La carcasse jaunasse de la vieille Mercedes tremble, enfin le moteur démarre et à coups de klaxon on sort de la confusion. Il veut suivre une autre voie à cause des embouteillages, après le rond-point il accélère et dit qu'à cette saison la ville lance de grands travaux : c'est tous les ans pareil ! Je ne vois pas le compteur, et s'il cherchait à m'arnaquer ? ; il doit me prendre pour un touriste. Le Tage est là, je l'aperçois par intermittence alors que l'aiguille franchit les 100 km/h, on dirait un océan que des cumulus un peu perdus tachent de gris. Le chauffeur a oublié d'articuler, je m'avance contre le siège passager, son visage est sillonné de rides ; il a l'âge de Jacques au moins, d'être à la retraite. Le compteur tourne et le Tage s'efface, lui veut savoir combien de temps je veux rester, si je compte sortir de Lisbonne, parce qu'il y a tant à faire aux alentours, les palais de Sintra, les plages de Caparica... Le mieux est que tu prennes ma carte, les transports publics ne sont pas bons, surtout à cette saison... Je ne dois pas être clair, ou alors il ne m'a pas entendu : Evora vous connaissez ?, c'est dans l'Alentejo, en voiture on y est vite, mais en train, il ne faut pas y penser... Il insiste pour que je prenne sa carte : là, là dans la poche derrière !, tout est écrit dessus ; son numéro et un mail aussi. Il me parle de Rio, de São Paulo où il a un cousin, il ne veut pas croire que je suis français, et portugais aussi, mais il pile et engueule la voiture devant lui, arrêtée au feu rouge. Il jette des coups d'oeil dans le rétroviseur, lui non plus ne sait pas quoi penser. Il indique de la main droite une gare puis un alignement de façades au pied d'une colline où il s'arrête en double file : on est arrivé !

Sur la place cernée de grilles, des hommes en gilet jaune pilonnent le trottoir. Le sol tremble et la Mercedes en repartant roule sur un pavé ; je le jette sur le tas qui grossit au milieu, il y en a des centaines, des milliers. J'attrape le sac et monte un escalier qui perce une façade grise. Je me perds dans les ruelles jusqu'au premier bar qui ressemble à celui que je suis venu trouver.
Il faut se baisser pour passer le seuil, la salle est vide, ça sent le renfermé. Une petite dame en tablier sort des cuisines, je vais y aller, il doit être trop tard pour déjeuner ; comme il lui reste des petites choses à grignoter, je commande aussi un quart de vin. Je regarde dans la rue, si d'aventure Oliveira Martins venait à passer. Elle amène une assiette de croquetes maison ; elles sont à la morue, et très chaudes fais attention !

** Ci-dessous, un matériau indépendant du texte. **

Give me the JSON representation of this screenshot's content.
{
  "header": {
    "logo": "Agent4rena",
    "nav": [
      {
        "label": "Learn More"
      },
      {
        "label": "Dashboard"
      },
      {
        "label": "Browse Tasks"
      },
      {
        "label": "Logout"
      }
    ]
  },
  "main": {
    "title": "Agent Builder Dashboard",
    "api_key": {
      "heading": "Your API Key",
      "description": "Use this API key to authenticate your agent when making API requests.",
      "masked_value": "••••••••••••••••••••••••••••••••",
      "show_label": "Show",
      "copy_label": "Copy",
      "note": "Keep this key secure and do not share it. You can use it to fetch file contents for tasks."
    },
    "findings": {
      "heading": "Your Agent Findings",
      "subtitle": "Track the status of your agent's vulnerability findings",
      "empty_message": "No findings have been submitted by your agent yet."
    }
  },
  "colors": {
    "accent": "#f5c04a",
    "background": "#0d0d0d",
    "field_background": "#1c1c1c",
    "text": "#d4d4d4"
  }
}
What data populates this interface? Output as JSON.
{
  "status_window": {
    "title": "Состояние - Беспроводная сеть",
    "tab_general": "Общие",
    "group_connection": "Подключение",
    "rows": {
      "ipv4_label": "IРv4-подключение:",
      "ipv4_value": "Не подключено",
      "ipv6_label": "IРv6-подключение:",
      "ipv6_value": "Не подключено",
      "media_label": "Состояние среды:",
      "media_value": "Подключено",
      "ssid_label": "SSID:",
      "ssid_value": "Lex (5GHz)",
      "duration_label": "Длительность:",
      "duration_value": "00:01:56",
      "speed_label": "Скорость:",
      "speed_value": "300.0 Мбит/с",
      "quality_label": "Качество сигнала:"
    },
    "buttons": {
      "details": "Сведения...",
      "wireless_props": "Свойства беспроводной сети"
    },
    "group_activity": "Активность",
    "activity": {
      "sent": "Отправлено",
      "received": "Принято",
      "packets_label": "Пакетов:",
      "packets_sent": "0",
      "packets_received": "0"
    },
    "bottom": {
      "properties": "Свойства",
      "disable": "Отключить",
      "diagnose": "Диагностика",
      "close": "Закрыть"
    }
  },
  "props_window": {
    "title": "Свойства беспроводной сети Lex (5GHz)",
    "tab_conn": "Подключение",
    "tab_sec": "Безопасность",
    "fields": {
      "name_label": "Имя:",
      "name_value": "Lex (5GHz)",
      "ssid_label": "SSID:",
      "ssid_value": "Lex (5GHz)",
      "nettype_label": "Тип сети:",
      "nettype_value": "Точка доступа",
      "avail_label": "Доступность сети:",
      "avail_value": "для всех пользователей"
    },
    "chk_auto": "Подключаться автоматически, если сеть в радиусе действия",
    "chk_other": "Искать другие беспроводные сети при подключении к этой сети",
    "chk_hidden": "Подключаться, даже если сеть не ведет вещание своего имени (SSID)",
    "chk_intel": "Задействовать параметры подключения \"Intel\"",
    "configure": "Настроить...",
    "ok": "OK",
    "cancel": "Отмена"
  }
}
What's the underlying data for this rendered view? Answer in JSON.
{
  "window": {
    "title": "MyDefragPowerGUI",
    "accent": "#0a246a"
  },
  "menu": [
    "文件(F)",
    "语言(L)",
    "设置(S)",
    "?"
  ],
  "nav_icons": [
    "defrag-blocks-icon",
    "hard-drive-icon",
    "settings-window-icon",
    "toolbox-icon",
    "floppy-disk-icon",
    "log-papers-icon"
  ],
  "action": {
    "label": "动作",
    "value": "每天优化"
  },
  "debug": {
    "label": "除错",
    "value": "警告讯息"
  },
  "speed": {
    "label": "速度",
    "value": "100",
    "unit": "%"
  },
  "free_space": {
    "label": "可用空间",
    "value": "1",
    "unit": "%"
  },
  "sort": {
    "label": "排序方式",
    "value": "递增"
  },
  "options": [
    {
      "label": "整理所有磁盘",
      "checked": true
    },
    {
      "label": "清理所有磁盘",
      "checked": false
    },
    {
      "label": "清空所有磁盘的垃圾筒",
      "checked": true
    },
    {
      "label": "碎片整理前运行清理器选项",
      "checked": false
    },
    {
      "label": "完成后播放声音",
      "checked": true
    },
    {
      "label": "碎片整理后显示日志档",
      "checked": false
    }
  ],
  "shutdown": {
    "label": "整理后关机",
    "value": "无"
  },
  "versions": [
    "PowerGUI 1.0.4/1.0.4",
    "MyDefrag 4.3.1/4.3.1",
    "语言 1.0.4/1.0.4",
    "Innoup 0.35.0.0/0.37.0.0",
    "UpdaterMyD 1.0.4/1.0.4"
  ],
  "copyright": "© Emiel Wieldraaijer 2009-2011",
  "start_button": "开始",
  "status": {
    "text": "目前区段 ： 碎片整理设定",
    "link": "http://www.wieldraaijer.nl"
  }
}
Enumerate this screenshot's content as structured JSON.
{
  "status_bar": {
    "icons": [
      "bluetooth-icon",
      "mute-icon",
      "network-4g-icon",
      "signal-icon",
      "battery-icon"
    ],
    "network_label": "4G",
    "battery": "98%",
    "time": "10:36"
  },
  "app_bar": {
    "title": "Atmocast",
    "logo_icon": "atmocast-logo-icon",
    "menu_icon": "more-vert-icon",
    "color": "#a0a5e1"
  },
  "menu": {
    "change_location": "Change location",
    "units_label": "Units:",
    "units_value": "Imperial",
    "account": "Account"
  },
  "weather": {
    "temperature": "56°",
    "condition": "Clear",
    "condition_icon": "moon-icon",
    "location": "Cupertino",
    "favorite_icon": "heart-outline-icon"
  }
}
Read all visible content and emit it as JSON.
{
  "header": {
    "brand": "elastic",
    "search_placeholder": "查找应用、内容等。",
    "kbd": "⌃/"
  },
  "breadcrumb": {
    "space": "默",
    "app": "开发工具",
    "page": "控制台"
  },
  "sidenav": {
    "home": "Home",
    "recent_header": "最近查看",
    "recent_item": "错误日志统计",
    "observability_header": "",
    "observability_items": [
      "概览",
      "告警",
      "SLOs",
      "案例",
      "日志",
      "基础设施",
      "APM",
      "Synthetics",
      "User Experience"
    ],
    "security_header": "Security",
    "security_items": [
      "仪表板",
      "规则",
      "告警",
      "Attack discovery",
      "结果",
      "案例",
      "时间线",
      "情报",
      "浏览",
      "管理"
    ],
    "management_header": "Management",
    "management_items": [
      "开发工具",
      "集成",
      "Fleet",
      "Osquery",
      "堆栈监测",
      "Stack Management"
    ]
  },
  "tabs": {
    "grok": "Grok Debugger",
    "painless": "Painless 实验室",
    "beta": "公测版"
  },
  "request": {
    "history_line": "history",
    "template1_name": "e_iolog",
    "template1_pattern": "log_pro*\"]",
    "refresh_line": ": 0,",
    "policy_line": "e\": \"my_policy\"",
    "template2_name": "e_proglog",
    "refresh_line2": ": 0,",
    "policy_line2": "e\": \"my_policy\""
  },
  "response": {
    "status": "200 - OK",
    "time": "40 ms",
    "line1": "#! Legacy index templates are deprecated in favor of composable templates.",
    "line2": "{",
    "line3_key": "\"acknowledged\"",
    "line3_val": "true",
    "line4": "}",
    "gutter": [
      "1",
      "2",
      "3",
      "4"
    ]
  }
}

Mon garçon, il est devenu compliqué de trouver une chambre dans le quartier, les logements sont réquisitionnés pour le tourisme, c'est de la folie. C'est très bon, mais je me brûle. Il faut savoir que je suis venu ici pour une mission bien particulière, et le temps que j'essaye de tourner une phrase à propos des origines elle repart en cuisine. Je comble le vide en mangeant ; la salle est suffisamment grande, mais ce n'est pas ici : les contours de la porte et des fenêtres, la perspective sur la rue diffèrent. La déception affleure et se replie aussitôt ; les poings posés sur les hanches elle attend en souriant que je termine. Elle est allée passer un coup de fil et a trouvé quelque chose grâce à une amie, pour quelques jours ou quelques semaines au plus, dans un immeuble juste à côté : ça ira ? C'est parfait, je m'essuie les mains pour remercier Maria.

Assis devant la petite table de bureau, j'ouvre ce cahier aux pages détachables pour tromper l'angoisse qui est là, de ne pas le retrouver et de te décevoir.